Statistics and reproducibility

All light microscopy experiments were performed once, and each set of conditions that were directly compared (for example, phage-infected versus uninfected) were performed in the same experiment. For figure panels where single cells are shown (Figs. 1a,c–e, 2a,b and 4a and Extended Data Figs. 1b, 2a,b, 3 and 8a,b), these cells are representative of the cell population across at least three full fields of cells recorded in the microscope (in all cases, at least 20 cells were individually inspected). For quantitation of cellular characteristics (Fig. 4b–e and Extended Data Fig. 8c–e), at least 100 cells were examined for each sample. Sample sizes for quantitative characteristics were chosen to ensure at least 95% confidence in observing effect sizes over 10%.
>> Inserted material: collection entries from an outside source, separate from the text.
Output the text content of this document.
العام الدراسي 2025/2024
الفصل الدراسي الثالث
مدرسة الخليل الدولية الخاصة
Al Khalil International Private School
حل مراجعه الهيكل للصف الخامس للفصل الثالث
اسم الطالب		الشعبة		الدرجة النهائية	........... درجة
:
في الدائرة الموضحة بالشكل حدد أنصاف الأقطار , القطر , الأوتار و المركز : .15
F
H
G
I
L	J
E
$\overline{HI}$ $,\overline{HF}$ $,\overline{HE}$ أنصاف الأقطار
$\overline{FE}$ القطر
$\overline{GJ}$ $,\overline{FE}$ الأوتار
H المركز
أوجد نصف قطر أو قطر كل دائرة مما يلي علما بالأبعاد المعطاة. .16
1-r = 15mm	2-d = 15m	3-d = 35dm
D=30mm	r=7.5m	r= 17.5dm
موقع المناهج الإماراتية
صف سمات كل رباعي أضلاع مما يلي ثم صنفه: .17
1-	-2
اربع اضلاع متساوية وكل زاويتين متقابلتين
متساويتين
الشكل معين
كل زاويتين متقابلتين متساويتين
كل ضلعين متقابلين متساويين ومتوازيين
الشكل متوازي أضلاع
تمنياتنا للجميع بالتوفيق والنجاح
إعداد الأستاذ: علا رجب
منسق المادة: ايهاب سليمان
GFP-Trap purifications and mass spectrometry analysis (Fig. 2c and Extended Data Fig. 5a) were performed once per sample. Protein coexpression assays were performed at least three times with consistent results (Fig. 2e,f and Extended Data Figs. 5b and 7d,e).

Reporting summary

Further information on research design is available in the Nature Portfolio Reporting Summary linked to this article.